Bifurcated Energy Sector Performance Presents Opportunity

Year-to-date the energy sector is the worst performing sector in the developed markets. In the tables below, I highlight statistics from our Knowledge Leaders Selection Universe (KLSU) which captures the top 85% of market cap in the developed and emerging markets. The KLSU DM Energy sector is down 9.05% YTD, making it the worst performing sector in the developed world. Breadth has been fairly negative over the last 200 days, with only 43% of energy companies above the moving average. While the defensive utility, telecom and real estate sectors have the worst breadth in the developed markets YTD, energy is the weakest cyclical sector.

KLSU Developed World Sectors (USD)

Interestingly, the KLSU EM Energy sector is not only the best performing sector in the emerging markets, it is also the best performing region/sector in the combined all country world. Its lead is rather significant, outpacing the next closest sector by over 4.5%. It is also the sector with the best breadth in either the developed or emerging markets, with 79% of EM energy stocks above the 200-day moving average.

KLSU Emerging Market Sectors (USD)

This bifurcation is difficult to explain given that the relative performance of both the DM and EM energy sector is highly correlated to oil prices. The KLSU DM Energy sector’s relative performance is 93% correlated with oil prices.
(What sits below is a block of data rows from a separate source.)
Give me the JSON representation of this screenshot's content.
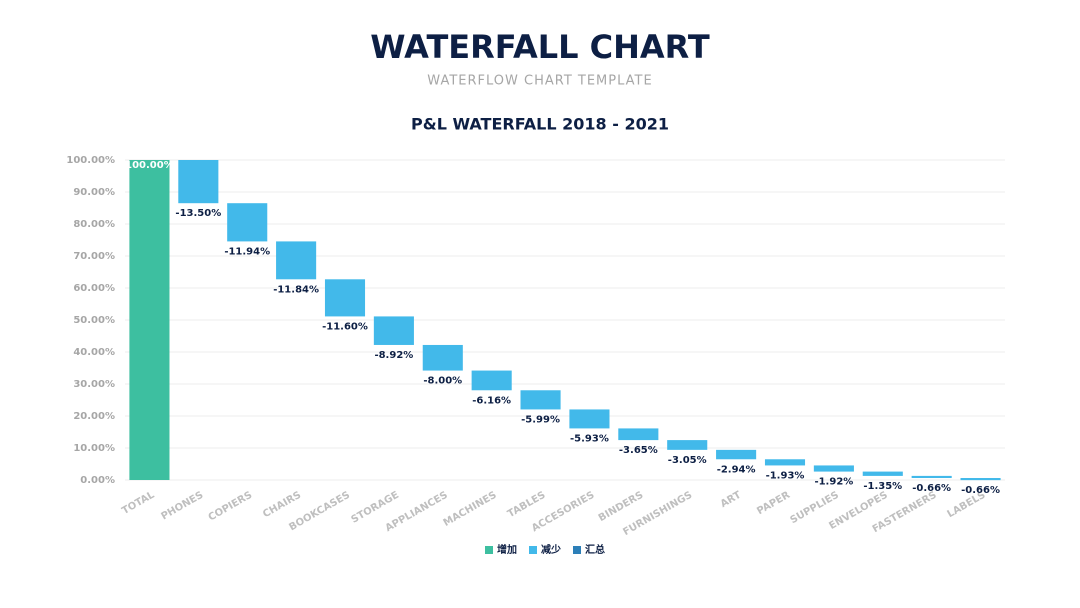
{
  "header": {
    "title": "WATERFALL CHART",
    "subtitle": "WATERFLOW CHART TEMPLATE"
  },
  "chart_data": {
    "type": "waterfall",
    "title": "P&L WATERFALL 2018 - 2021",
    "categories": [
      "TOTAL",
      "PHONES",
      "COPIERS",
      "CHAIRS",
      "BOOKCASES",
      "STORAGE",
      "APPLIANCES",
      "MACHINES",
      "TABLES",
      "ACCESORIES",
      "BINDERS",
      "FURNISHINGS",
      "ART",
      "PAPER",
      "SUPPLIES",
      "ENVELOPES",
      "FASTERNERS",
      "LABELS"
    ],
    "values": [
      100,
      -13.5,
      -11.94,
      -11.84,
      -11.6,
      -8.92,
      -8,
      -6.16,
      -5.99,
      -5.93,
      -3.65,
      -3.05,
      -2.94,
      -1.93,
      -1.92,
      -1.35,
      -0.66,
      -0.66
    ],
    "value_labels": [
      "100.00%",
      "-13.50%",
      "-11.94%",
      "-11.84%",
      "-11.60%",
      "-8.92%",
      "-8.00%",
      "-6.16%",
      "-5.99%",
      "-5.93%",
      "-3.65%",
      "-3.05%",
      "-2.94%",
      "-1.93%",
      "-1.92%",
      "-1.35%",
      "-0.66%",
      "-0.66%"
    ],
    "ylim": [
      0,
      100
    ],
    "yticks": [
      {
        "value": 0,
        "label": "0.00%"
      },
      {
        "value": 10,
        "label": "10.00%"
      },
      {
        "value": 20,
        "label": "20.00%"
      },
      {
        "value": 30,
        "label": "30.00%"
      },
      {
        "value": 40,
        "label": "40.00%"
      },
      {
        "value": 50,
        "label": "50.00%"
      },
      {
        "value": 60,
        "label": "60.00%"
      },
      {
        "value": 70,
        "label": "70.00%"
      },
      {
        "value": 80,
        "label": "80.00%"
      },
      {
        "value": 90,
        "label": "90.00%"
      },
      {
        "value": 100,
        "label": "100.00%"
      }
    ],
    "grid": true,
    "legend_position": "bottom",
    "legend": [
      {
        "name": "增加",
        "color": "#3dbfa0"
      },
      {
        "name": "减少",
        "color": "#42b9ea"
      },
      {
        "name": "汇总",
        "color": "#2c7fb8"
      }
    ]
  }
}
After a good relative performance year in 2016, the DM energy sector retreated in 2017 and is now testing relative performance lows again.  A successful test of lows should be interpreted as a bullish signal.

The EM Energy sector’s relative performance has a slightly higher correlation to oil prices.

It is important to remember the big picture here. Commodity prices are as cheap relative to stock prices as they have ever been. In the chart below, I show the relative performance of the GSCI Commodity Index relative to the Dow Jones Industrial Average for the trailing 100 years. Commodities have historically made three major lows relative to stocks and appear to be making the fourth. The first low was at the peak of the Roaring Twenties stock market boom in 1929 where auto and radio stocks soared. The second low was in the early 1970s after Nixon severed the US Dollar link to gold when the Nifty-Fifty stocks were the rage. The third low was at the peak of the internet bubble in the late 1990s. Each of these periods were preceded by a decade (1920s, 1960s and 1990s) of huge credit expansion that boosted equity prices to unsustainable levels.

We are currently experiencing the fourth major low in commodities relative to equites. We clearly have had a decade of easy financial conditions and massive credit expansion leading to elevated equity valuations. In each peak equity phase (1929, 1973, 1999) there were new ways invented to justify equity valuations which we also seem to be re-running as well. Just like price-to-click was a poor defense of technology valuations in 1999, hearing the justification of the fundamental value of Bitcoin seems eerily similar.

With this big picture in mind, seeing DM energy stocks test their relative lows makes for an interesting opportunity. These kind of lows only come around once a generation.